The Lancet study saying that there are as many as 655,000 extra civilian deaths in Iraq as a result of the war and occupation has attracted considerable interest. Some say the study is right, others point to the disparity between it and other analyses.
There is a small point in the methodology of the Lancet study which I believe may offer a quick and simple facial test of the study’s validity.
The Lancet authors report that they attempted to confirm the death reports given to them by their interview subjects. They report being able to confirm 80% of the death reports by finding official death certificates filed by local and provincial governments. This augments the credibility of this part of their methodology - if, in a war zone, 80% of your self-reports are verified by government records, the reporting you’re getting is probably of good quality.

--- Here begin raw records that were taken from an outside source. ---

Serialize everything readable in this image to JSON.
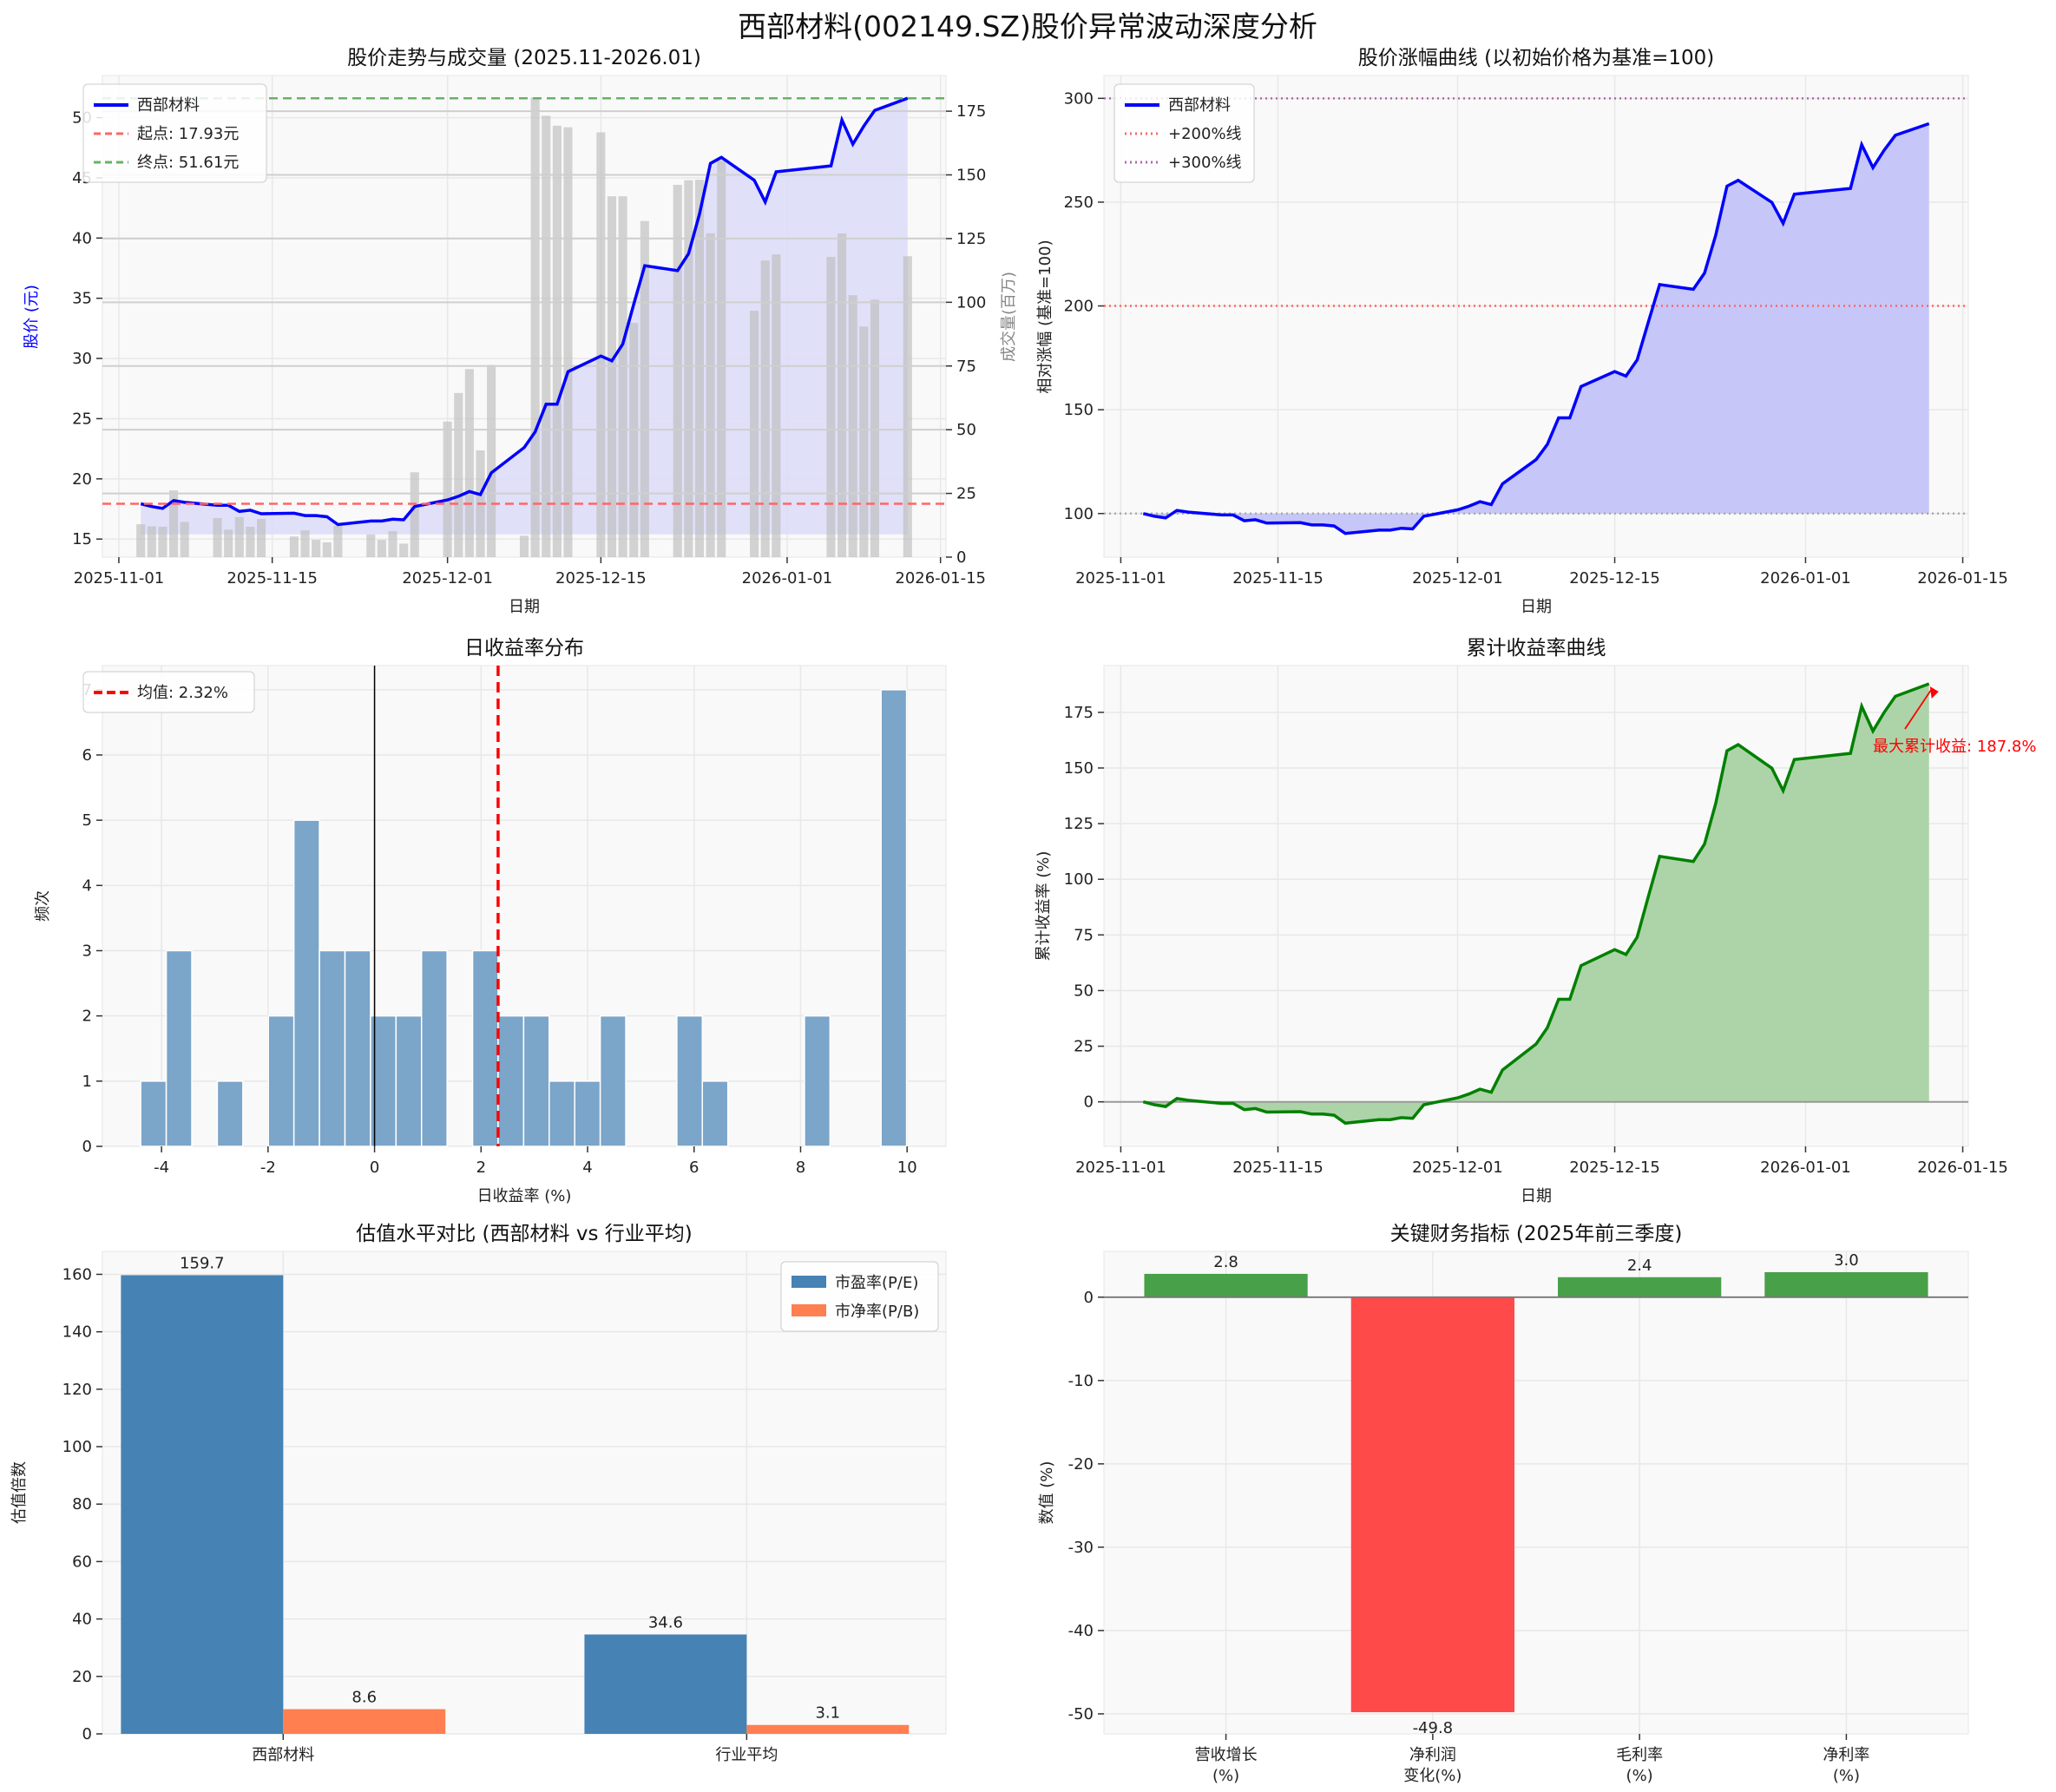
{
  "title": "西部材料(002149.SZ)股价异常波动深度分析",
  "dates": [
    "2025-11-03",
    "2025-11-04",
    "2025-11-05",
    "2025-11-06",
    "2025-11-07",
    "2025-11-10",
    "2025-11-11",
    "2025-11-12",
    "2025-11-13",
    "2025-11-14",
    "2025-11-17",
    "2025-11-18",
    "2025-11-19",
    "2025-11-20",
    "2025-11-21",
    "2025-11-24",
    "2025-11-25",
    "2025-11-26",
    "2025-11-27",
    "2025-11-28",
    "2025-12-01",
    "2025-12-02",
    "2025-12-03",
    "2025-12-04",
    "2025-12-05",
    "2025-12-08",
    "2025-12-09",
    "2025-12-10",
    "2025-12-11",
    "2025-12-12",
    "2025-12-15",
    "2025-12-16",
    "2025-12-17",
    "2025-12-18",
    "2025-12-19",
    "2025-12-22",
    "2025-12-23",
    "2025-12-24",
    "2025-12-25",
    "2025-12-26",
    "2025-12-29",
    "2025-12-30",
    "2025-12-31",
    "2026-01-05",
    "2026-01-06",
    "2026-01-07",
    "2026-01-08",
    "2026-01-09",
    "2026-01-12"
  ],
  "date_ticks": [
    "2025-11-01",
    "2025-11-15",
    "2025-12-01",
    "2025-12-15",
    "2026-01-01",
    "2026-01-15"
  ],
  "chart_data": [
    {
      "type": "line",
      "title": "股价走势与成交量 (2025.11-2026.01)",
      "xlabel": "日期",
      "ylabel": "股价 (元)",
      "y2label": "成交量(百万)",
      "ylim": [
        13.5,
        53.5
      ],
      "y2lim": [
        0,
        189
      ],
      "yticks": [
        15,
        20,
        25,
        30,
        35,
        40,
        45,
        50
      ],
      "y2ticks": [
        0,
        25,
        50,
        75,
        100,
        125,
        150,
        175
      ],
      "grid": true,
      "legend_position": "top-left",
      "price": [
        17.93,
        17.7,
        17.55,
        18.2,
        18.05,
        17.8,
        17.8,
        17.3,
        17.4,
        17.1,
        17.15,
        16.95,
        16.95,
        16.85,
        16.2,
        16.5,
        16.5,
        16.65,
        16.6,
        17.7,
        18.25,
        18.55,
        18.95,
        18.7,
        20.5,
        22.6,
        23.9,
        26.2,
        26.2,
        28.9,
        30.2,
        29.8,
        31.2,
        34.5,
        37.7,
        37.3,
        38.7,
        42.0,
        46.2,
        46.7,
        44.8,
        43.0,
        45.5,
        46.0,
        49.8,
        47.8,
        49.3,
        50.6,
        51.61
      ],
      "volume": [
        12.9,
        12.1,
        11.9,
        26.2,
        13.8,
        15.3,
        10.8,
        15.7,
        11.9,
        15.0,
        8.1,
        10.5,
        6.8,
        5.8,
        12.3,
        8.9,
        6.8,
        10.2,
        5.3,
        33.3,
        53.2,
        64.4,
        73.8,
        41.9,
        75.4,
        8.4,
        180.4,
        173.2,
        169.3,
        168.7,
        166.7,
        141.6,
        141.6,
        91.9,
        131.9,
        146.1,
        147.9,
        148.1,
        127.1,
        155.6,
        96.7,
        116.4,
        118.8,
        117.8,
        127.0,
        102.8,
        90.5,
        101.0,
        118.1
      ],
      "start_price": 17.93,
      "end_price": 51.61,
      "legend": [
        "西部材料",
        "起点: 17.93元",
        "终点: 51.61元"
      ],
      "colors": {
        "line": "#0000ff",
        "fill": "#dcdcf8",
        "volume": "#bdbdbd",
        "start": "#ff6666",
        "end": "#66b366"
      }
    },
    {
      "type": "area",
      "title": "股价涨幅曲线 (以初始价格为基准=100)",
      "xlabel": "日期",
      "ylabel": "相对涨幅 (基准=100)",
      "ylim": [
        79,
        311
      ],
      "yticks": [
        100,
        150,
        200,
        250,
        300
      ],
      "grid": true,
      "legend_position": "top-left",
      "values": [
        100,
        98.7,
        97.9,
        101.5,
        100.7,
        99.3,
        99.3,
        96.5,
        97.0,
        95.4,
        95.6,
        94.5,
        94.5,
        94.0,
        90.4,
        92.0,
        92.0,
        92.9,
        92.6,
        98.7,
        101.8,
        103.5,
        105.7,
        104.3,
        114.3,
        126.0,
        133.3,
        146.1,
        146.1,
        161.2,
        168.4,
        166.2,
        174.0,
        192.4,
        210.3,
        208.0,
        215.8,
        234.2,
        257.7,
        260.5,
        249.9,
        239.8,
        253.8,
        256.6,
        277.7,
        266.6,
        275.0,
        282.2,
        287.8
      ],
      "reference_lines": [
        100,
        200,
        300
      ],
      "legend": [
        "西部材料",
        "+200%线",
        "+300%线"
      ],
      "colors": {
        "line": "#0000ff",
        "fill": "#c6c6f8",
        "base": "#aaaaaa",
        "l200": "#ff6666",
        "l300": "#b366b3"
      }
    },
    {
      "type": "bar",
      "title": "日收益率分布",
      "xlabel": "日收益率 (%)",
      "ylabel": "频次",
      "xlim": [
        -5.11,
        10.73
      ],
      "ylim": [
        0,
        7.37
      ],
      "xticks": [
        -4,
        -2,
        0,
        2,
        4,
        6,
        8,
        10
      ],
      "yticks": [
        0,
        1,
        2,
        3,
        4,
        5,
        6,
        7
      ],
      "bin_range": [
        -4.39,
        9.99
      ],
      "counts": [
        1,
        3,
        0,
        1,
        0,
        2,
        5,
        3,
        3,
        2,
        2,
        3,
        0,
        3,
        2,
        2,
        1,
        1,
        2,
        0,
        0,
        2,
        1,
        0,
        0,
        0,
        2,
        0,
        0,
        7
      ],
      "mean": 2.32,
      "legend": [
        "均值: 2.32%"
      ],
      "grid": true,
      "legend_position": "top-left",
      "colors": {
        "bar": "#7ba5c9",
        "mean": "#ff0000",
        "zero": "#000000"
      }
    },
    {
      "type": "area",
      "title": "累计收益率曲线",
      "xlabel": "日期",
      "ylabel": "累计收益率 (%)",
      "ylim": [
        -20,
        196
      ],
      "yticks": [
        0,
        25,
        50,
        75,
        100,
        125,
        150,
        175
      ],
      "grid": true,
      "values": [
        0,
        -1.3,
        -2.1,
        1.5,
        0.7,
        -0.7,
        -0.7,
        -3.5,
        -3.0,
        -4.6,
        -4.4,
        -5.5,
        -5.5,
        -6.0,
        -9.6,
        -8.0,
        -8.0,
        -7.1,
        -7.4,
        -1.3,
        1.8,
        3.5,
        5.7,
        4.3,
        14.3,
        26.0,
        33.3,
        46.1,
        46.1,
        61.2,
        68.4,
        66.2,
        74.0,
        92.4,
        110.3,
        108.0,
        115.8,
        134.2,
        157.7,
        160.5,
        149.9,
        139.8,
        153.8,
        156.6,
        177.7,
        166.6,
        175.0,
        182.2,
        187.8
      ],
      "annotation": "最大累计收益: 187.8%",
      "colors": {
        "line": "#008000",
        "fill": "#acd4a8",
        "annotation": "#ff0000"
      }
    },
    {
      "type": "bar",
      "title": "估值水平对比 (西部材料 vs 行业平均)",
      "ylabel": "估值倍数",
      "xlim": [
        -0.39,
        1.43
      ],
      "ylim": [
        0,
        168
      ],
      "yticks": [
        0,
        20,
        40,
        60,
        80,
        100,
        120,
        140,
        160
      ],
      "categories": [
        "西部材料",
        "行业平均"
      ],
      "series": [
        {
          "name": "市盈率(P/E)",
          "values": [
            159.7,
            34.6
          ],
          "labels": [
            "159.7",
            "34.6"
          ],
          "color": "#4682b4"
        },
        {
          "name": "市净率(P/B)",
          "values": [
            8.6,
            3.1
          ],
          "labels": [
            "8.6",
            "3.1"
          ],
          "color": "#ff7f50"
        }
      ],
      "grid": true,
      "legend_position": "top-right"
    },
    {
      "type": "bar",
      "title": "关键财务指标 (2025年前三季度)",
      "ylabel": "数值 (%)",
      "xlim": [
        -0.59,
        3.59
      ],
      "ylim": [
        -52.4,
        5.5
      ],
      "yticks": [
        -50,
        -40,
        -30,
        -20,
        -10,
        0
      ],
      "categories": [
        [
          "营收增长",
          "(%)"
        ],
        [
          "净利润",
          "变化(%)"
        ],
        [
          "毛利率",
          "(%)"
        ],
        [
          "净利率",
          "(%)"
        ]
      ],
      "values": [
        2.8,
        -49.8,
        2.4,
        3.0
      ],
      "labels": [
        "2.8",
        "-49.8",
        "2.4",
        "3.0"
      ],
      "grid": true,
      "colors": {
        "positive": "#48a048",
        "negative": "#ff4a4a"
      }
    }
  ]
}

However, if 80% of the sample’s death reports are verifiable, then a similar fraction of the total population should show similar levels of documentation. There should be 500,000 death certificates on file through Iraq. If there are not, then the study authors have destroyed the presumption of the validity of their sample, because there’s a huge disparity between the sample and the population. From where I sit, there are either a half million death certificates on file somewhere (in which case the Lancet study is noncontroversial, and we have to start asking what is wrong with Iraq Body Count, Brookings Institute, and other non-Pentagon estimates that put the civilian toll in the 50 to 100K range), or we have to ask why the study sample shows such an enormous differentiation on the documentation question.
In other words, show me the death certificates.